A look at Martial’s scoring record under Solskjaer before Christmas may explain why. Four goals in 12 league appearances was good, considering a hamstring injury caused him to miss six weeks during the autumn, but unspectacular. Martial only managed four goals between Solskjaer’s caretaker appointment and the end of last season, too.
Compare that with his post-Christmas record: 12 goals in 18 appearances, including Wednesday’s hat-trick against Sheffield United. It was not only United’s first league hat-trick of the post-Sir Alex Ferguson era, but the first of Martial’s senior career. It also saw him surpass his previous season’s best of 17 goals, achieved during his first year in Manchester.
Incidentally, that was when Louis van Gaal predominantly played him as a central No 9, the position that Solskjaer has always advocated as his best. Despite doubts over his ability to play the role, his two best goalscoring campaigns have now come in that position. And the nature of the goals he is now scoring may be most pleasing of all for Solskjaer.
The United manager has consistently asked his strikers to improve at scoring ‘scrappy’ goals, the type which he once thrived off as a player. Martial’s first on Wednesday night was exactly that, with a run to the edge of the six-yard box to tap in Marcus Rashford’s low cross.
“I think the first goal, I think that’s a vital goal as well today,” Solskjaer said post-match. “I was very pleased with that one.
“I am very happy for Anthony,” he added, delighted not only with three points and an excellent performance, but also his striker’s starring role. “He’s getting more and more into those positions. He nearly got a goal against Tottenham as well, great turn and finish and great save by Lloris.
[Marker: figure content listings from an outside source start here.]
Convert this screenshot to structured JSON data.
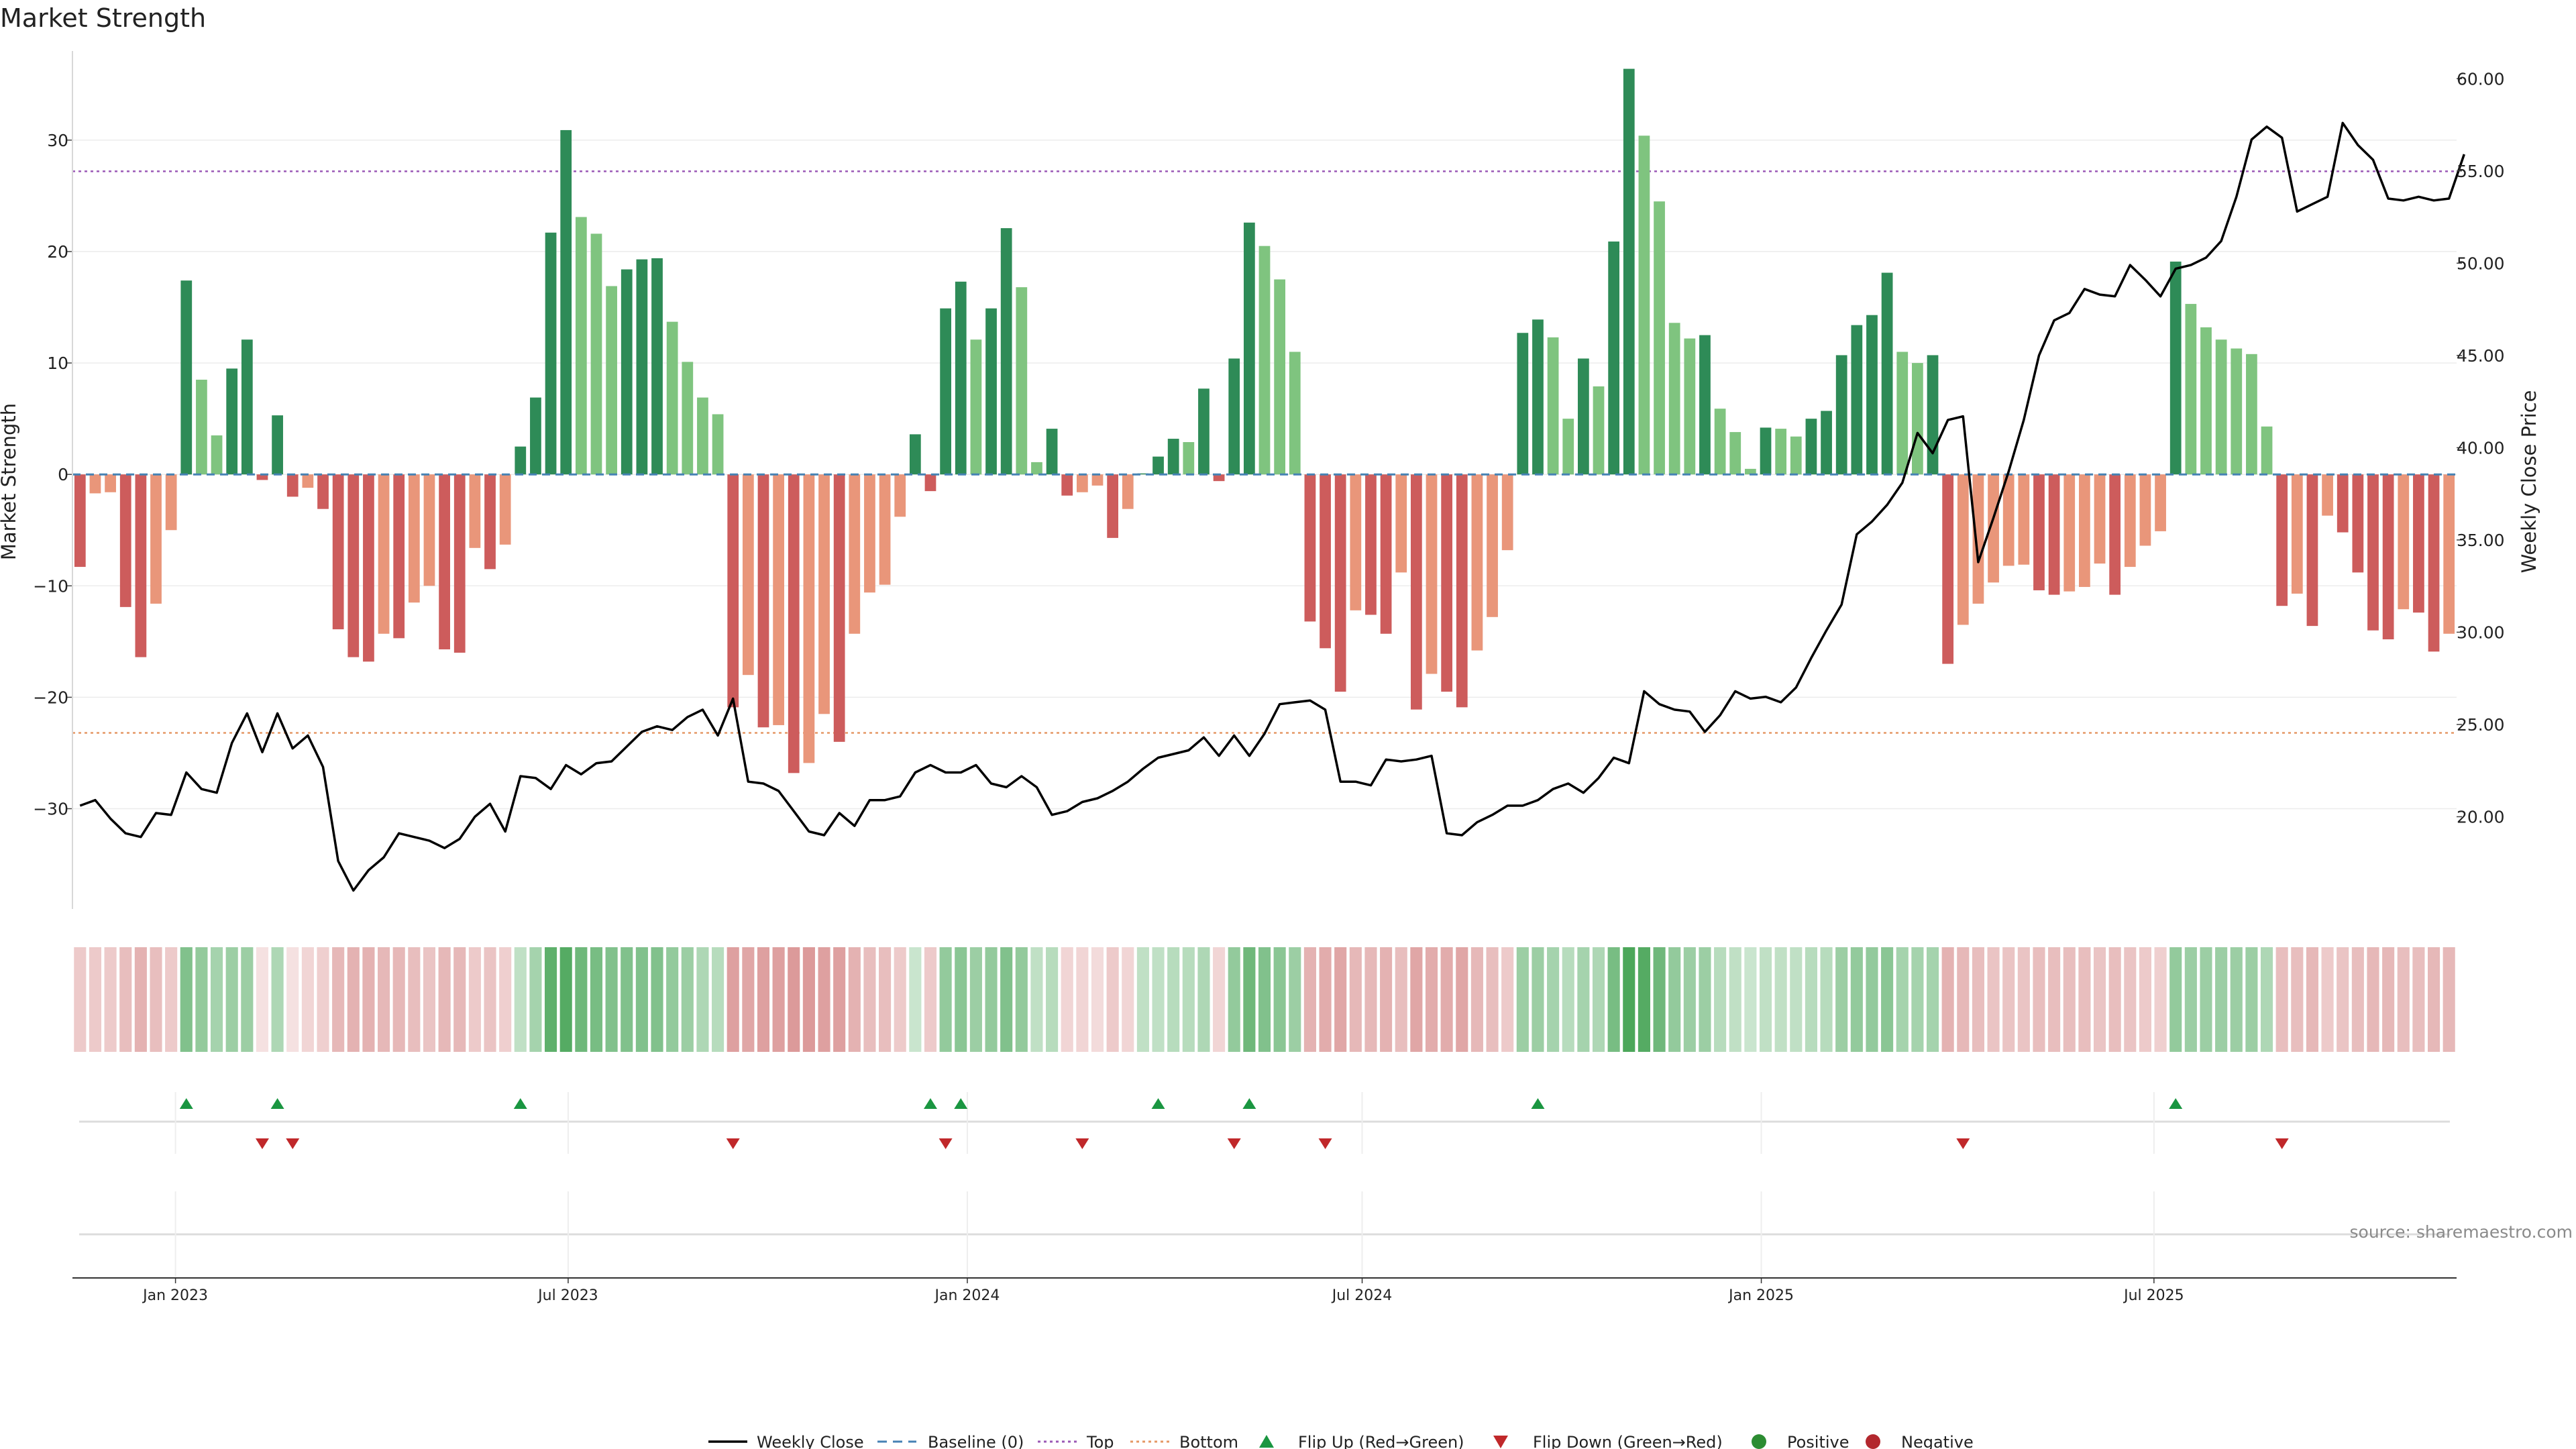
{
  "chart_data": {
    "type": "bar",
    "title": "Market Strength",
    "ylabel": "Market Strength",
    "y2label": "Weekly Close Price",
    "ylim": [
      -39,
      38
    ],
    "y2lim": [
      15,
      61.5
    ],
    "yticks": [
      30,
      20,
      10,
      0,
      -10,
      -20,
      -30
    ],
    "ytick_labels": [
      "30",
      "20",
      "10",
      "0",
      "−10",
      "−20",
      "−30"
    ],
    "y2ticks": [
      60,
      55,
      50,
      45,
      40,
      35,
      30,
      25,
      20
    ],
    "y2tick_labels": [
      "60.00",
      "55.00",
      "50.00",
      "45.00",
      "40.00",
      "35.00",
      "30.00",
      "25.00",
      "20.00"
    ],
    "top_line": 27.2,
    "bottom_line": -23.2,
    "x_start": "2022-11-18",
    "x_end": "2025-11-14",
    "date_ticks": [
      {
        "date": "2023-01-01",
        "label": "Jan 2023"
      },
      {
        "date": "2023-07-01",
        "label": "Jul 2023"
      },
      {
        "date": "2024-01-01",
        "label": "Jan 2024"
      },
      {
        "date": "2024-07-01",
        "label": "Jul 2024"
      },
      {
        "date": "2025-01-01",
        "label": "Jan 2025"
      },
      {
        "date": "2025-07-01",
        "label": "Jul 2025"
      }
    ],
    "strength": [
      -8.3,
      -1.7,
      -1.6,
      -11.9,
      -16.4,
      -11.6,
      -5.0,
      17.4,
      8.5,
      3.5,
      9.5,
      12.1,
      -0.5,
      5.3,
      -2.0,
      -1.2,
      -3.1,
      -13.9,
      -16.4,
      -16.8,
      -14.3,
      -14.7,
      -11.5,
      -10.0,
      -15.7,
      -16.0,
      -6.6,
      -8.5,
      -6.3,
      2.5,
      6.9,
      21.7,
      30.9,
      23.1,
      21.6,
      16.9,
      18.4,
      19.3,
      19.4,
      13.7,
      10.1,
      6.9,
      5.4,
      -20.9,
      -18.0,
      -22.7,
      -22.5,
      -26.8,
      -25.9,
      -21.5,
      -24.0,
      -14.3,
      -10.6,
      -9.9,
      -3.8,
      3.6,
      -1.5,
      14.9,
      17.3,
      12.1,
      14.9,
      22.1,
      16.8,
      1.1,
      4.1,
      -1.9,
      -1.6,
      -1.0,
      -5.7,
      -3.1,
      0.0,
      1.6,
      3.2,
      2.9,
      7.7,
      -0.6,
      10.4,
      22.6,
      20.5,
      17.5,
      11.0,
      -13.2,
      -15.6,
      -19.5,
      -12.2,
      -12.6,
      -14.3,
      -8.8,
      -21.1,
      -17.9,
      -19.5,
      -20.9,
      -15.8,
      -12.8,
      -6.8,
      12.7,
      13.9,
      12.3,
      5.0,
      10.4,
      7.9,
      20.9,
      36.4,
      30.4,
      24.5,
      13.6,
      12.2,
      12.5,
      5.9,
      3.8,
      0.5,
      4.2,
      4.1,
      3.4,
      5.0,
      5.7,
      10.7,
      13.4,
      14.3,
      18.1,
      11.0,
      10.0,
      10.7,
      -17.0,
      -13.5,
      -11.6,
      -9.7,
      -8.2,
      -8.1,
      -10.4,
      -10.8,
      -10.5,
      -10.1,
      -8.0,
      -10.8,
      -8.3,
      -6.4,
      -5.1,
      19.1,
      15.3,
      13.2,
      12.1,
      11.3,
      10.8,
      4.3,
      -11.8,
      -10.7,
      -13.6,
      -3.7,
      -5.2,
      -8.8,
      -14.0,
      -14.8,
      -12.1,
      -12.4,
      -15.9,
      -14.3
    ],
    "close": [
      20.6,
      20.9,
      19.9,
      19.1,
      18.9,
      20.2,
      20.1,
      22.4,
      21.5,
      21.3,
      24.0,
      25.6,
      23.5,
      25.6,
      23.7,
      24.4,
      22.7,
      17.6,
      16.0,
      17.1,
      17.8,
      19.1,
      18.9,
      18.7,
      18.3,
      18.8,
      20.0,
      20.7,
      19.2,
      22.2,
      22.1,
      21.5,
      22.8,
      22.3,
      22.9,
      23.0,
      23.8,
      24.6,
      24.9,
      24.7,
      25.4,
      25.8,
      24.4,
      26.4,
      21.9,
      21.8,
      21.4,
      20.3,
      19.2,
      19.0,
      20.2,
      19.5,
      20.9,
      20.9,
      21.1,
      22.4,
      22.8,
      22.4,
      22.4,
      22.8,
      21.8,
      21.6,
      22.2,
      21.6,
      20.1,
      20.3,
      20.8,
      21.0,
      21.4,
      21.9,
      22.6,
      23.2,
      23.4,
      23.6,
      24.3,
      23.3,
      24.4,
      23.3,
      24.5,
      26.1,
      26.2,
      26.3,
      25.8,
      21.9,
      21.9,
      21.7,
      23.1,
      23.0,
      23.1,
      23.3,
      19.1,
      19.0,
      19.7,
      20.1,
      20.6,
      20.6,
      20.9,
      21.5,
      21.8,
      21.3,
      22.1,
      23.2,
      22.9,
      26.8,
      26.1,
      25.8,
      25.7,
      24.6,
      25.5,
      26.8,
      26.4,
      26.5,
      26.2,
      27.0,
      28.6,
      30.1,
      31.5,
      35.3,
      36.0,
      36.9,
      38.1,
      40.8,
      39.7,
      41.5,
      41.7,
      33.8,
      36.2,
      38.7,
      41.5,
      45.0,
      46.9,
      47.3,
      48.6,
      48.3,
      48.2,
      49.9,
      49.1,
      48.2,
      49.7,
      49.9,
      50.3,
      51.2,
      53.6,
      56.7,
      57.4,
      56.8,
      52.8,
      53.2,
      53.6,
      57.6,
      56.4,
      55.6,
      53.5,
      53.4,
      53.6,
      53.4,
      53.5,
      55.9
    ],
    "heat_intensity": [
      0.45,
      0.45,
      0.45,
      0.55,
      0.65,
      0.55,
      0.45,
      0.7,
      0.6,
      0.5,
      0.55,
      0.55,
      0.25,
      0.45,
      0.25,
      0.35,
      0.4,
      0.6,
      0.65,
      0.65,
      0.6,
      0.6,
      0.55,
      0.5,
      0.6,
      0.6,
      0.45,
      0.5,
      0.4,
      0.35,
      0.5,
      0.9,
      0.95,
      0.8,
      0.75,
      0.7,
      0.7,
      0.7,
      0.7,
      0.6,
      0.55,
      0.45,
      0.4,
      0.8,
      0.75,
      0.8,
      0.8,
      0.85,
      0.85,
      0.8,
      0.8,
      0.65,
      0.55,
      0.55,
      0.45,
      0.3,
      0.45,
      0.6,
      0.65,
      0.55,
      0.6,
      0.7,
      0.6,
      0.35,
      0.4,
      0.35,
      0.35,
      0.3,
      0.45,
      0.35,
      0.35,
      0.35,
      0.4,
      0.4,
      0.45,
      0.35,
      0.6,
      0.8,
      0.7,
      0.65,
      0.55,
      0.65,
      0.7,
      0.75,
      0.6,
      0.6,
      0.65,
      0.55,
      0.75,
      0.7,
      0.7,
      0.75,
      0.6,
      0.55,
      0.45,
      0.55,
      0.55,
      0.5,
      0.4,
      0.5,
      0.45,
      0.75,
      1.0,
      0.95,
      0.8,
      0.6,
      0.55,
      0.55,
      0.4,
      0.35,
      0.3,
      0.35,
      0.35,
      0.35,
      0.4,
      0.4,
      0.55,
      0.6,
      0.6,
      0.65,
      0.5,
      0.5,
      0.5,
      0.65,
      0.6,
      0.55,
      0.5,
      0.5,
      0.5,
      0.55,
      0.55,
      0.55,
      0.55,
      0.5,
      0.55,
      0.5,
      0.45,
      0.4,
      0.6,
      0.55,
      0.55,
      0.55,
      0.55,
      0.55,
      0.45,
      0.55,
      0.55,
      0.6,
      0.45,
      0.5,
      0.55,
      0.6,
      0.6,
      0.55,
      0.55,
      0.6,
      0.6
    ],
    "flip_up_weeks": [
      7,
      13,
      29,
      56,
      58,
      71,
      77,
      96,
      138
    ],
    "flip_down_weeks": [
      12,
      14,
      43,
      57,
      66,
      76,
      82,
      124,
      145
    ],
    "colors": {
      "pos_strong": "#2e8b57",
      "pos_weak": "#7fc47f",
      "neg_strong": "#cd5c5c",
      "neg_weak": "#e9967a",
      "close_line": "#000000",
      "top_line": "#9b59b6",
      "bottom_line": "#e59866",
      "baseline": "#4682b4",
      "flip_up": "#1a9641",
      "flip_down": "#c0282a",
      "positive_dot": "#2c8c32",
      "negative_dot": "#b3282e",
      "heat_green": "#3c9f4c",
      "heat_red": "#c65a5a"
    },
    "legend": [
      {
        "label": "Weekly Close",
        "symbol": "line"
      },
      {
        "label": "Baseline (0)",
        "symbol": "dash"
      },
      {
        "label": "Top",
        "symbol": "dotted-purple"
      },
      {
        "label": "Bottom",
        "symbol": "dotted-orange"
      },
      {
        "label": "Flip Up (Red→Green)",
        "symbol": "triangle-up"
      },
      {
        "label": "Flip Down (Green→Red)",
        "symbol": "triangle-down"
      },
      {
        "label": "Positive",
        "symbol": "dot-green"
      },
      {
        "label": "Negative",
        "symbol": "dot-red"
      }
    ],
    "source": "source: sharemaestro.com"
  }
}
Anthony’s in good form.”
But the hope – or belief – is that this is not just form and that it is something more permanent. Martial’s development is one of several factors – along with Mason Greenwood’s emergence, Odion Ighalo’s impact as a backup striker and the effect of the pandemic – which mean that United are not expected to revive their pursuit of a centre-forward when the transfer market reopens. The long-standing need for a right-sided attacking player is quite rightly the priority.
That means Martial should get the long, sustained spell as United’s No 9 that Solskjaer has always wanted for him and always believed he can thrive in given the chance. Practically his first major decision was to show faith in Martial, extending his contract. It seems now that his faith is being repaid.